À moda de Iara
"É difícil se abrir, mas
quem disse que é fácil encontrar alguém que escute?" (Cecília Meireles)
Despretensiosamente, dava campo ao
ímpar redesenho do efêmero – a linha da transitoriedade – algo em que é
possível crer, um sim contínuo para demorar-se no reanimar dos espelhos, reconhecer-se
e novamente navegar a existência – quando desapropriada de si fosse toda gente,
e todo “eu”.
Haveria como não pensar? Luzir sem
verter? Embriagar-se de índoles e indulgências onde construções e intuições
fossem capazes de mostrar sem exibir, onde não se relegasse o ritmo ao vazio, com
tantas estranhezas quanto há estrelas no céu?
Solitariamente perambula em águas
incômodas, tiaras de aguapés. Não quer ser apenas técnica ou sentimentos com o
propósito de se tornarem egoisticamente inesquecíveis, grafismos inelutáveis dados ao tropel dos
ventos, qual oblações irrefletidas cujos desígnios nada comandam.

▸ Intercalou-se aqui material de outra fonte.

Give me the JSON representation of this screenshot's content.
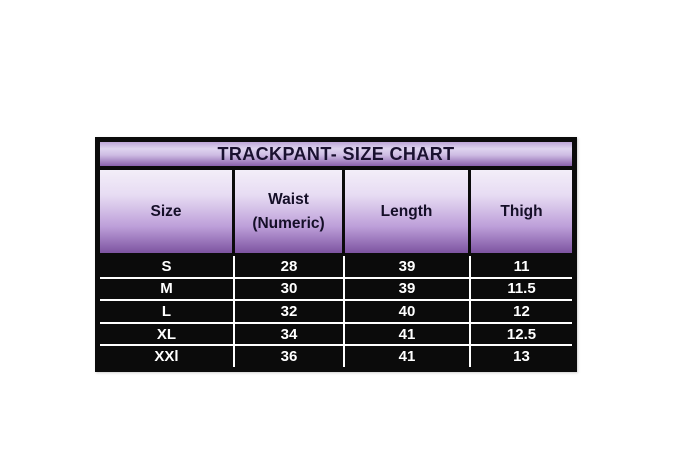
{
  "colors": {
    "page_background": "#ffffff",
    "table_border": "#0b0b0b",
    "header_gradient_light": "#f3eef8",
    "header_gradient_dark": "#7d54a1",
    "title_band_light": "#ded4ef",
    "title_band_dark": "#8a61ad",
    "row_background": "#0b0b0b",
    "grid_line": "#ffffff",
    "heading_text": "#1a1130",
    "cell_text": "#ffffff"
  },
  "chart_data": {
    "type": "table",
    "title": "TRACKPANT- SIZE CHART",
    "columns": [
      "Size",
      "Waist (Numeric)",
      "Length",
      "Thigh"
    ],
    "rows": [
      [
        "S",
        "28",
        "39",
        "11"
      ],
      [
        "M",
        "30",
        "39",
        "11.5"
      ],
      [
        "L",
        "32",
        "40",
        "12"
      ],
      [
        "XL",
        "34",
        "41",
        "12.5"
      ],
      [
        "XXl",
        "36",
        "41",
        "13"
      ]
    ]
  }
}
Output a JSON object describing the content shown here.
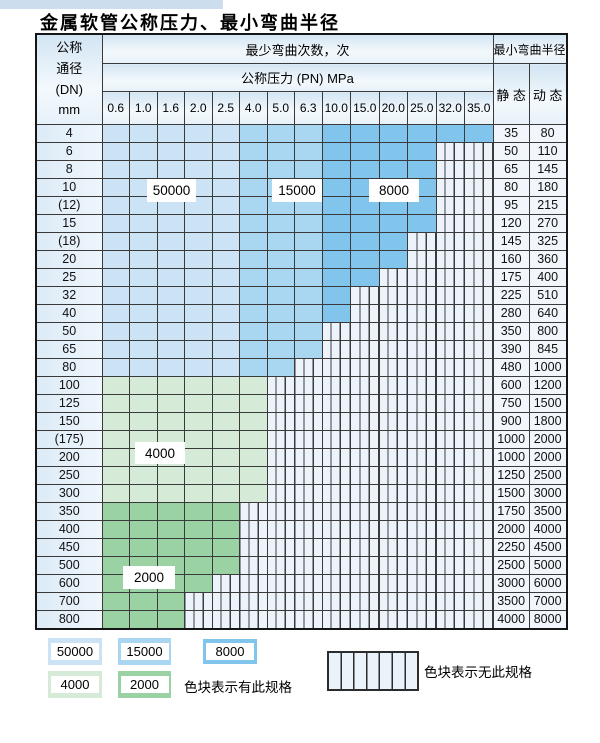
{
  "title": "金属软管公称压力、最小弯曲半径",
  "table": {
    "dn_header": {
      "line1": "公称",
      "line2": "通径",
      "line3": "(DN)",
      "line4": "mm"
    },
    "bend_cycles_header": "最少弯曲次数，次",
    "pressure_header": "公称压力 (PN) MPa",
    "radius_header": "最小弯曲半径",
    "static_header": "静 态",
    "dynamic_header": "动 态",
    "pressures": [
      "0.6",
      "1.0",
      "1.6",
      "2.0",
      "2.5",
      "4.0",
      "5.0",
      "6.3",
      "10.0",
      "15.0",
      "20.0",
      "25.0",
      "32.0",
      "35.0"
    ],
    "rows": [
      {
        "dn": "4",
        "colored": 14,
        "palette": "blue",
        "static": "35",
        "dynamic": "80"
      },
      {
        "dn": "6",
        "colored": 12,
        "palette": "blue",
        "static": "50",
        "dynamic": "110"
      },
      {
        "dn": "8",
        "colored": 12,
        "palette": "blue",
        "static": "65",
        "dynamic": "145"
      },
      {
        "dn": "10",
        "colored": 12,
        "palette": "blue",
        "static": "80",
        "dynamic": "180"
      },
      {
        "dn": "(12)",
        "colored": 12,
        "palette": "blue",
        "static": "95",
        "dynamic": "215"
      },
      {
        "dn": "15",
        "colored": 12,
        "palette": "blue",
        "static": "120",
        "dynamic": "270"
      },
      {
        "dn": "(18)",
        "colored": 11,
        "palette": "blue",
        "static": "145",
        "dynamic": "325"
      },
      {
        "dn": "20",
        "colored": 11,
        "palette": "blue",
        "static": "160",
        "dynamic": "360"
      },
      {
        "dn": "25",
        "colored": 10,
        "palette": "blue",
        "static": "175",
        "dynamic": "400"
      },
      {
        "dn": "32",
        "colored": 9,
        "palette": "blue",
        "static": "225",
        "dynamic": "510"
      },
      {
        "dn": "40",
        "colored": 9,
        "palette": "blue",
        "static": "280",
        "dynamic": "640"
      },
      {
        "dn": "50",
        "colored": 8,
        "palette": "blue",
        "static": "350",
        "dynamic": "800"
      },
      {
        "dn": "65",
        "colored": 8,
        "palette": "blue",
        "static": "390",
        "dynamic": "845"
      },
      {
        "dn": "80",
        "colored": 7,
        "palette": "blue",
        "static": "480",
        "dynamic": "1000"
      },
      {
        "dn": "100",
        "colored": 6,
        "palette": "green4000",
        "static": "600",
        "dynamic": "1200"
      },
      {
        "dn": "125",
        "colored": 6,
        "palette": "green4000",
        "static": "750",
        "dynamic": "1500"
      },
      {
        "dn": "150",
        "colored": 6,
        "palette": "green4000",
        "static": "900",
        "dynamic": "1800"
      },
      {
        "dn": "(175)",
        "colored": 6,
        "palette": "green4000",
        "static": "1000",
        "dynamic": "2000"
      },
      {
        "dn": "200",
        "colored": 6,
        "palette": "green4000",
        "static": "1000",
        "dynamic": "2000"
      },
      {
        "dn": "250",
        "colored": 6,
        "palette": "green4000",
        "static": "1250",
        "dynamic": "2500"
      },
      {
        "dn": "300",
        "colored": 6,
        "palette": "green4000",
        "static": "1500",
        "dynamic": "3000"
      },
      {
        "dn": "350",
        "colored": 5,
        "palette": "green2000",
        "static": "1750",
        "dynamic": "3500"
      },
      {
        "dn": "400",
        "colored": 5,
        "palette": "green2000",
        "static": "2000",
        "dynamic": "4000"
      },
      {
        "dn": "450",
        "colored": 5,
        "palette": "green2000",
        "static": "2250",
        "dynamic": "4500"
      },
      {
        "dn": "500",
        "colored": 5,
        "palette": "green2000",
        "static": "2500",
        "dynamic": "5000"
      },
      {
        "dn": "600",
        "colored": 4,
        "palette": "green2000",
        "static": "3000",
        "dynamic": "6000"
      },
      {
        "dn": "700",
        "colored": 3,
        "palette": "green2000",
        "static": "3500",
        "dynamic": "7000"
      },
      {
        "dn": "800",
        "colored": 3,
        "palette": "green2000",
        "static": "4000",
        "dynamic": "8000"
      }
    ]
  },
  "zones": [
    {
      "value": "50000",
      "color_key": "blue_50000"
    },
    {
      "value": "15000",
      "color_key": "blue_15000"
    },
    {
      "value": "8000",
      "color_key": "blue_8000"
    },
    {
      "value": "4000",
      "color_key": "green_4000"
    },
    {
      "value": "2000",
      "color_key": "green_2000"
    }
  ],
  "legend": {
    "has_spec_text": "色块表示有此规格",
    "no_spec_text": "色块表示无此规格"
  },
  "colors": {
    "blue_50000": "#cce3f5",
    "blue_15000": "#a9d6f1",
    "blue_8000": "#82c5ec",
    "green_4000": "#d6ebd7",
    "green_2000": "#9bd2a3",
    "hatch_bg": "#edf3fa",
    "top_strip": "#ccdded"
  }
}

Agora é quase uma auréola a confessar-se
surpresa com o descanso de ocasos fugidios, a dúvida e a ineficácia da culpa –
quiçá uma fórmula de driblar o confronto e a verdade.
Que fosse algures enfático... se
deslindaria em consentimentos – quem não parte ou nunca diz adeus, que
assassino não se diz repetidamente inocente?
A veste desnuda imita o amor quando
não escolhe formas ou defensores. Há que vivê-lo somente, imperfeito, com a
lucidez habilidosa da escuridão, como se nada restasse – nem os personagens.
Silhueta altiva, Iara, como a urgência
das macieiras, rotunda, serva de igarapés e ninféias, quase igapó, como se
acreditasse ou soubesse de antemão todos os segredos e ainda assim afirmar multiplicar-se
– entre experimentar e adquirir – um rio obsequente.
Mestres sabem calar... segregou o
leito dos veios às manobras das falésias.
A menos metade é agora uma
necessidade irreprimivelmente líquida, socorrendo os sentidos com uma
sinceridade oblíqua. “Quando eu vier não ouvirei além do que me interessa.”
O sol se estendia na finura da
chuva que assomava correntes maiores, como um vício de verbos extasiados no
olho dos fios de água. ”Não os posso ver abandonados. É como se ao retomá-los
me retomasse num fulcro inolvidável.” Quanto às pedras, se pensavam ou ouviam
vozes – não eram diamantes e não soavam falsas em nada.
Reconhecera a fluência do que lhe
correspondia. Sem sumir, ou obscurecer. Sem objetivar ou premeditar. Na
claridade obstinada que doava, obtinha das faces dos olhos o curso das águas
que, fatalmente, se aglomeram no mar.